Nach der Hälfte des Aufstieges teilte sich der Weg. Von hier konnte man auch grob erahnen, wie die weitere Runde über den Bergrücken verläuft. Wir entschieden uns dafür gegen den Uhrzeigersinn zu laufen, um einen steileren Aufstieg und dafür später einen flacheren Abstieg zu haben. Weiter ging es über den baumlosen Bergrücken, vorbei an einer riesigen weißen Reklametafel. Die bucht hier oben wohl niemand mehr.

Der Weg wurde flacher und zog sich in Richtung Gipfel. Wobei Gipfel vielleicht nicht das richtige Wort ist. Es handelte sich eher um eine enttäuschende Kuppe, die sich kaum von den anderen abhob. Wäre nicht ein rot-weißer Poller aufgebaut, würde man sich ernsthaft fragen, welcher der vielen Schutthaufen nun tatsächlich der „Gipfel“ sein soll. Von oben konnten wir auf beide Seen hinunterblicken. Durch das flache Gelände konnten wir sie aber nicht vollständig überblicken. Da war der Blick in den Himmel auf das herannahende schlechte Wetter  beeindruckender. Kräftige Windböen luden auch nicht dazu ein lange dort oben zu bleiben. Als kleiner Windschutz war der Poller allerdings wieder gut zu gebrauchen.

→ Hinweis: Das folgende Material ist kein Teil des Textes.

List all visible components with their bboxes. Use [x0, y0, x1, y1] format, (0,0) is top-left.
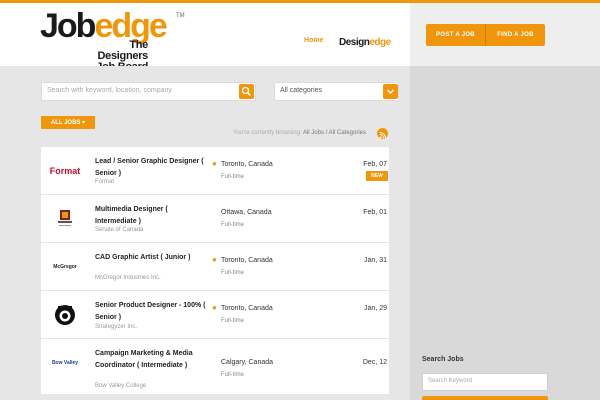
header-button-group: POST A JOB FIND A JOB — [426, 24, 545, 46]
job-row[interactable]: Bow Valley Campaign Marketing & Media Co… — [41, 339, 389, 394]
browsing-status: You're currently browsing: All Jobs / Al… — [233, 130, 366, 136]
job-date: Jan, 29 — [364, 305, 387, 312]
job-company: Bow Valley College — [95, 383, 147, 389]
designedge-logo-link[interactable]: Designedge — [339, 37, 391, 48]
strategyzer-logo-icon — [55, 305, 75, 325]
job-date: Jan, 31 — [364, 257, 387, 264]
job-date: Dec, 12 — [362, 359, 387, 366]
job-title[interactable]: Lead / Senior Graphic Designer ( Senior … — [95, 156, 209, 180]
job-company: McGregor Industries Inc. — [95, 275, 161, 281]
job-type: Full-time — [221, 222, 245, 228]
job-company: Senate of Canada — [95, 227, 144, 233]
sidebar-search-placeholder: Search Keyword — [428, 378, 473, 384]
post-job-button[interactable]: POST A JOB — [426, 24, 486, 46]
job-row[interactable]: Senior Product Designer - 100% ( Senior … — [41, 291, 389, 339]
job-list: Format Lead / Senior Graphic Designer ( … — [41, 147, 389, 394]
nav-home-link[interactable]: Home — [304, 37, 323, 44]
logo-trademark: TM — [176, 13, 185, 19]
job-type: Full-time — [221, 270, 245, 276]
category-dropdown-button[interactable] — [383, 84, 398, 99]
rss-button[interactable] — [377, 128, 388, 139]
all-jobs-tab[interactable]: ALL JOBS ▾ — [41, 116, 95, 129]
company-logo — [41, 195, 89, 243]
job-company: Strategyzer Inc. — [95, 324, 138, 330]
new-badge: NEW — [366, 171, 388, 181]
sidebar-search-input[interactable]: Search Keyword — [422, 373, 548, 391]
company-logo — [41, 291, 89, 339]
logo-wordmark: Jobedge — [40, 7, 168, 45]
search-icon — [241, 86, 252, 97]
job-date: Feb, 01 — [363, 209, 387, 216]
search-button[interactable] — [239, 84, 254, 99]
job-row[interactable]: McGregor CAD Graphic Artist ( Junior ) M… — [41, 243, 389, 291]
job-title[interactable]: Multimedia Designer ( Intermediate ) — [95, 204, 209, 228]
sidebar — [410, 66, 600, 400]
sidebar-search-button[interactable] — [422, 396, 548, 400]
job-title[interactable]: Senior Product Designer - 100% ( Senior … — [95, 300, 209, 324]
format-logo-text: Format — [49, 166, 81, 176]
job-location: Toronto, Canada — [221, 305, 273, 312]
job-company: Format — [95, 179, 115, 185]
bow-valley-logo-text: Bow Valley — [51, 360, 79, 366]
job-type: Full-time — [221, 318, 245, 324]
company-logo: Bow Valley — [41, 339, 89, 387]
find-job-button[interactable]: FIND A JOB — [486, 24, 545, 46]
senate-crest-icon — [58, 210, 72, 226]
location-pin-icon: ● — [212, 159, 217, 168]
jobedge-logo[interactable]: Jobedge TM The Designers Job Board — [40, 7, 185, 73]
mcgregor-logo-text: McGregor — [53, 264, 77, 270]
location-pin-icon: ● — [212, 255, 217, 264]
job-date: Feb, 07 — [363, 161, 387, 168]
job-row[interactable]: Multimedia Designer ( Intermediate ) Sen… — [41, 195, 389, 243]
job-location: Calgary, Canada — [221, 359, 274, 366]
rss-icon — [379, 132, 386, 139]
category-select-value: All categories — [280, 87, 323, 94]
job-title[interactable]: CAD Graphic Artist ( Junior ) — [95, 252, 209, 264]
company-logo: Format — [41, 147, 89, 195]
chevron-down-icon — [387, 89, 394, 94]
job-location: Toronto, Canada — [221, 161, 273, 168]
company-logo: McGregor — [41, 243, 89, 291]
category-select[interactable]: All categories — [274, 82, 399, 101]
sidebar-search-title: Search Jobs — [422, 356, 464, 363]
location-pin-icon: ● — [212, 303, 217, 312]
job-type: Full-time — [221, 372, 245, 378]
job-row[interactable]: Format Lead / Senior Graphic Designer ( … — [41, 147, 389, 195]
job-location: Toronto, Canada — [221, 257, 273, 264]
search-placeholder: Search with keyword, location, company — [47, 87, 172, 94]
job-type: Full-time — [221, 174, 245, 180]
job-location: Ottawa, Canada — [221, 209, 272, 216]
job-title[interactable]: Campaign Marketing & Media Coordinator (… — [95, 348, 209, 372]
search-input[interactable]: Search with keyword, location, company — [41, 82, 256, 101]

Durch eine kleine Rinne ging es wieder hinunter. Wir beschlossen erst ein paar Meter abzusteigen, bevor wir uns einen windstillen Pausenplatz aussuchten. Als wir weiterliefen kam dann tatsächlich auch noch einmal die Sonne raus.

Der Abstieg ging noch durch eine kleine Hochebene, bevor wir wieder an die Weggabelung kamen. Von hier ging es den Weg, den wir aufgestiegen waren, wieder bergab zum Parkplatz.

Tourenbilanz: Alles in allem eine nette Runde mit viel Aussicht. Die Vegetation war aber zumeist unverändert. Sieben Kilometer und 700 Höhenmeter.